Indian Department Headquarters Records, 1844–1861: A Case Study in Recordkeeping and Archival Custody
Abstract
This study describes the records management system and practices of the Indian Department headquarters, 1844–1861, the period during which the civil secretary to the governor general served as superintendent general of Indian Affairs (SGIA). In the history of Indian Department recordkeeping, the period was a preface to transition. The SGIA office was small; its practices reflected a laissez-faire approach to business; its records world was one of dockets and letter books, registers and abstracts, document forms that are unfamiliar to much of the researching public today. Momentous changes were to come in the last quarter of the nineteenth century, when a paper explosion occasioned by geographical expansion and the demands of assimilation policies forced the agency to address the inadequacies of a records management system designed for a less complex bureaucracy.
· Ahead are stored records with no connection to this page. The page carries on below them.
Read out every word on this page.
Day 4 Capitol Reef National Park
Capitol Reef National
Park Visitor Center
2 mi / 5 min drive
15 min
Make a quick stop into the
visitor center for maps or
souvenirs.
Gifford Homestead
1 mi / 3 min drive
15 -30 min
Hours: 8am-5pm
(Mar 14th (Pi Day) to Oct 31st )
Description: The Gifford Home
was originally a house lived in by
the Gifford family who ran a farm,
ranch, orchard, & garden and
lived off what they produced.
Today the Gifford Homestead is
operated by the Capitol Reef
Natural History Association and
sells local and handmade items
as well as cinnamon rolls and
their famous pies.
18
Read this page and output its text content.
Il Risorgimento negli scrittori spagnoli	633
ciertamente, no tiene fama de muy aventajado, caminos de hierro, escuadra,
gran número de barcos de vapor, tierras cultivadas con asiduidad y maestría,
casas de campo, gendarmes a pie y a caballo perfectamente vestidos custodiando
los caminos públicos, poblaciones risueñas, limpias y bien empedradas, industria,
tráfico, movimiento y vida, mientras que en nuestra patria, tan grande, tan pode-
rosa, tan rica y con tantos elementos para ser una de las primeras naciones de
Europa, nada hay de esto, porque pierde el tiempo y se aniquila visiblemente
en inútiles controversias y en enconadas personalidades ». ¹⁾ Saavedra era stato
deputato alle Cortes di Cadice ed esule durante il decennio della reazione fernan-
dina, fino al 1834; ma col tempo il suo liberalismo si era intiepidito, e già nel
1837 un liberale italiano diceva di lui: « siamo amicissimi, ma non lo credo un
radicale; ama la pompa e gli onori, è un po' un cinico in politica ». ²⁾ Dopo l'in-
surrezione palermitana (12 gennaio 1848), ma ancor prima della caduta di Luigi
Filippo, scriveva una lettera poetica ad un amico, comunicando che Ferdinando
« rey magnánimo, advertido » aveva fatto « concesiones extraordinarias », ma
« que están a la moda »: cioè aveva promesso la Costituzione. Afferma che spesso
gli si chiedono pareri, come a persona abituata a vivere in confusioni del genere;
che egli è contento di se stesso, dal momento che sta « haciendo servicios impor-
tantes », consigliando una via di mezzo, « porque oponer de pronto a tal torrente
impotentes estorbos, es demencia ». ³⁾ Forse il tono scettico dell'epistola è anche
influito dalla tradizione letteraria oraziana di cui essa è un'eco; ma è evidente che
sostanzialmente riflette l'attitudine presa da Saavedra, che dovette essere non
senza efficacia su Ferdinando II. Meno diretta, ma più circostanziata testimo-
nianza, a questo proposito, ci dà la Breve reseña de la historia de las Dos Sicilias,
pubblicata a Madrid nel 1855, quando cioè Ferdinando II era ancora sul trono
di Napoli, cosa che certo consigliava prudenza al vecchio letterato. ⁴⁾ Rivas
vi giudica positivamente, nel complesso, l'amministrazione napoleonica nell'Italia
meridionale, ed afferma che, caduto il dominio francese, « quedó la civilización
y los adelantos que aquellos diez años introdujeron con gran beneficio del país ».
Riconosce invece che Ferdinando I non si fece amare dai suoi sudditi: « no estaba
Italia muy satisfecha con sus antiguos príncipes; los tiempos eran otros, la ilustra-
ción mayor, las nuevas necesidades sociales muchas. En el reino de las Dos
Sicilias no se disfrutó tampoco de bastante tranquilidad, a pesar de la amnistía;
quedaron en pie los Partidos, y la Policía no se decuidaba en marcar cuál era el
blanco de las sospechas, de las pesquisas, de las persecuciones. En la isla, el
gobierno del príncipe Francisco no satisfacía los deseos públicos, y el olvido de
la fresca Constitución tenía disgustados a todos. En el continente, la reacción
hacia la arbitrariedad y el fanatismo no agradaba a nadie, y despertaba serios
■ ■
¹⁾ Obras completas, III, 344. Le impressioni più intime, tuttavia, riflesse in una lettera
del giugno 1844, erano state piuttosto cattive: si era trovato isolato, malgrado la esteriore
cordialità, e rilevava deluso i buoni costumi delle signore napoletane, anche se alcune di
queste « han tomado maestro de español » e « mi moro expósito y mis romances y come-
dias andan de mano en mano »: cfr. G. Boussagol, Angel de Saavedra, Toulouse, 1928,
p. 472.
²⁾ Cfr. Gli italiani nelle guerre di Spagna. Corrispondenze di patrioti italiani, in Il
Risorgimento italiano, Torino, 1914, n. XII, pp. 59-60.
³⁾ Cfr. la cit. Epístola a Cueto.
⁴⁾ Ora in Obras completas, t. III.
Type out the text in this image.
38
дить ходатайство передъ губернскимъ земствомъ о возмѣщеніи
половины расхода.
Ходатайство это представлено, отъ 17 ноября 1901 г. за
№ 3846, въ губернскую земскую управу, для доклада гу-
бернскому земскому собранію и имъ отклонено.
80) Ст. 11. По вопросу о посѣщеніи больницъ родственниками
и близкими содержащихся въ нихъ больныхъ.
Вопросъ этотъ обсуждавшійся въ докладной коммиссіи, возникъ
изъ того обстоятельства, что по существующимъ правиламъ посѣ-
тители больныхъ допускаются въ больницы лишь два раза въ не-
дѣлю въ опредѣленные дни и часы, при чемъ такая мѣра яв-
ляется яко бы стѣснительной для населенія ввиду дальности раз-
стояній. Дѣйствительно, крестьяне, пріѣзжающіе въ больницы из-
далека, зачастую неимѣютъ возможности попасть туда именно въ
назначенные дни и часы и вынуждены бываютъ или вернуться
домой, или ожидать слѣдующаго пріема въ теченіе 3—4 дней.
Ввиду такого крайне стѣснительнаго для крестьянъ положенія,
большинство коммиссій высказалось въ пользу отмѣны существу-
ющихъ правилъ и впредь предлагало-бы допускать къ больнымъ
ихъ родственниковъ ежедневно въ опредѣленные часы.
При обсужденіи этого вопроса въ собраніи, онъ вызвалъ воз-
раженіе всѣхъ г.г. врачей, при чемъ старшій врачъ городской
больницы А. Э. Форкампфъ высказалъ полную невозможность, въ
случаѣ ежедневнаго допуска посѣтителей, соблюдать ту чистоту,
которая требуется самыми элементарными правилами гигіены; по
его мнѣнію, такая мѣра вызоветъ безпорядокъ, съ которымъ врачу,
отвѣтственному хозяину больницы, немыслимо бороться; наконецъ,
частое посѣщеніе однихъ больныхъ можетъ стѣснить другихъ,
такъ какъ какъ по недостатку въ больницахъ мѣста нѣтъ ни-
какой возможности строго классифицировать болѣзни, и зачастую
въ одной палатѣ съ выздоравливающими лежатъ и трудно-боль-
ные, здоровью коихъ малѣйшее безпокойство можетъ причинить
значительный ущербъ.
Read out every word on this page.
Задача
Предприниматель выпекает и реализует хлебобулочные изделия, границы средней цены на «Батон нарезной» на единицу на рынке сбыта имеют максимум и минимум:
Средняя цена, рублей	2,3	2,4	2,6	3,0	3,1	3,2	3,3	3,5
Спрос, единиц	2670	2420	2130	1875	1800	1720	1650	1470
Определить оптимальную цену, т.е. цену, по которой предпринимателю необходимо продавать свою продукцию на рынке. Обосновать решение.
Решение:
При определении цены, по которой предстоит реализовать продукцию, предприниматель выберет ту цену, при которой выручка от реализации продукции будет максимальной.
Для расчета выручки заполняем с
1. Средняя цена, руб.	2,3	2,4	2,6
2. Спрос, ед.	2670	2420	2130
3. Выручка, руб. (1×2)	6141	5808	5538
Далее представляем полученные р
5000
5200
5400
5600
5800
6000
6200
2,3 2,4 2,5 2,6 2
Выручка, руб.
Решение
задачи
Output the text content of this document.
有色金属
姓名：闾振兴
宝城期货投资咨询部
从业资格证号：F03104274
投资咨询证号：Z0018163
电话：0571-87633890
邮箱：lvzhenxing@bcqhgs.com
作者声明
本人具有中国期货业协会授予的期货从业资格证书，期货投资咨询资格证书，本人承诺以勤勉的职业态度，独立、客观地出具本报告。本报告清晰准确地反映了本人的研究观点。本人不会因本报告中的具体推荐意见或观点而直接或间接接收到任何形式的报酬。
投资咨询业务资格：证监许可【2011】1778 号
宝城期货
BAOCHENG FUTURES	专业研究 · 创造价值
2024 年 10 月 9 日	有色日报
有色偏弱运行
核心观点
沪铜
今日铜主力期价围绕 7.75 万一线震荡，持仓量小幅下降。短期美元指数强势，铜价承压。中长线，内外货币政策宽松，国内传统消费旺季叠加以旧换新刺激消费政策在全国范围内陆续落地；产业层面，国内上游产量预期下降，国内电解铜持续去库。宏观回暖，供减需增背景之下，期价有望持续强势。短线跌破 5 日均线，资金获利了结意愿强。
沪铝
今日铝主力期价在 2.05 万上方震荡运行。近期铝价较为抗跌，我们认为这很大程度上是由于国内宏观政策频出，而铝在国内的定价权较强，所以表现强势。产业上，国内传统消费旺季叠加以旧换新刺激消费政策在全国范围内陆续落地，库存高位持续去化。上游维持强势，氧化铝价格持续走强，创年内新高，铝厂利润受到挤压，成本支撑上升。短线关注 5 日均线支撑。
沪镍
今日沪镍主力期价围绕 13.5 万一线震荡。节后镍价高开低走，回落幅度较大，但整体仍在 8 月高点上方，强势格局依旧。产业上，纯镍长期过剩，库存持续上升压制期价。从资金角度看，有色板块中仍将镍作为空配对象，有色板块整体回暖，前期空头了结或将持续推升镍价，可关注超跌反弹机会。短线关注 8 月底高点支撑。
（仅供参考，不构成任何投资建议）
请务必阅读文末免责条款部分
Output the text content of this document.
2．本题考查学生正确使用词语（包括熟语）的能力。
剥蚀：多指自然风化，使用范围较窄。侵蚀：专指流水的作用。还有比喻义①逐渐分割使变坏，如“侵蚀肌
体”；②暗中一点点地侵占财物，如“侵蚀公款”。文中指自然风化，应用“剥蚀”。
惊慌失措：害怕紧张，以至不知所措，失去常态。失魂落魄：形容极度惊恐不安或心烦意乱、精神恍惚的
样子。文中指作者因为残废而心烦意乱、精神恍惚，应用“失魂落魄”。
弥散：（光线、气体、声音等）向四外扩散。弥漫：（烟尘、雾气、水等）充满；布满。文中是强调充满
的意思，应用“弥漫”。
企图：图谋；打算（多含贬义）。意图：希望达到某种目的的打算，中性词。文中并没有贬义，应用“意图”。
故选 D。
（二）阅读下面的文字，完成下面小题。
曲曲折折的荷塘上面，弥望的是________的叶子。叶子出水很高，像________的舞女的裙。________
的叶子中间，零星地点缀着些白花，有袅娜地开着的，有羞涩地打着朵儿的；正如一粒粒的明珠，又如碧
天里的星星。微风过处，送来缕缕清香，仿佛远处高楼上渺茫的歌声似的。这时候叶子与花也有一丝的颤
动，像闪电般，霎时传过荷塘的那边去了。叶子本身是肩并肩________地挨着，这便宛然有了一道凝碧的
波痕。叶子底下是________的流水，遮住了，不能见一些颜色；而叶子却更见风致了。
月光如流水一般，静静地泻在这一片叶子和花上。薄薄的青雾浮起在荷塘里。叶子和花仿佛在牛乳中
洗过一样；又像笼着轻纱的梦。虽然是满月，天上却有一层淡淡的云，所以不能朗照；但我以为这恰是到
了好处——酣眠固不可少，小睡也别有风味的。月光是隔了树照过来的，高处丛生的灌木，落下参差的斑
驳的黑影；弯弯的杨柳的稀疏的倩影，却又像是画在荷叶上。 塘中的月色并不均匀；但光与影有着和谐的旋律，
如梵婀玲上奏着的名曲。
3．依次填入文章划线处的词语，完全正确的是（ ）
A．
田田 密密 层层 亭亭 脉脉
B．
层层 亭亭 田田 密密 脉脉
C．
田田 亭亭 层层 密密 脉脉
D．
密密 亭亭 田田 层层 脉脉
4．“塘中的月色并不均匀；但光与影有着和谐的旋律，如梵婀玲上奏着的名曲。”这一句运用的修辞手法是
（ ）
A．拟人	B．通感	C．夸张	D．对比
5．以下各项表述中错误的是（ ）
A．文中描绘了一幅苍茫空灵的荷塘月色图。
The article then sketches the route by which the records of the SGIA office travelled from contemporary use through semi-active departmental storage to archival custody and to their present state of arrangement and description at Library and Archives Canada.
RÉSUMÉ
Cette étude décrit les systèmes de gestion de documents et les pratiques du bureau du ministère indien, 1844-1861, période durant laquelle le secrétaire du gouverneur général servait comme surintendant en chef des affaires indiennes. Dans l’histoire de la gestion des documents du ministère indien, cette période a précédé une transition. Le bureau du surintendant en chef du ministère indien était petit et ses pratiques reflétaient une approche laissez-faire; les documents se trouvaient dans des dossiers (« dockets »), des livres de copies de lettres, des registres et des sommaires, des formes de documents qui sont inconnus de la plupart des chercheurs d’aujourd’hui. D’énormes changements devaient encore se produire dans le dernier quart du XIXe siècle quand la prolifération du papier, résultant de l’expansion géographique et des besoins des politiques d’assimilation, a obligé l’agence de se pencher sur les lacunes d’un système de gestion de documents conçu pour une bureaucratie beaucoup moins complexe. Cet article dresse le chemin par lequel les documents du bureau du ministère indien ont voyagé à partir de l’entreposage semi-actif du ministère jusqu’à leur versement aux archives et leur état actuel de classement et de description à Bibliothèque et Archives Canada.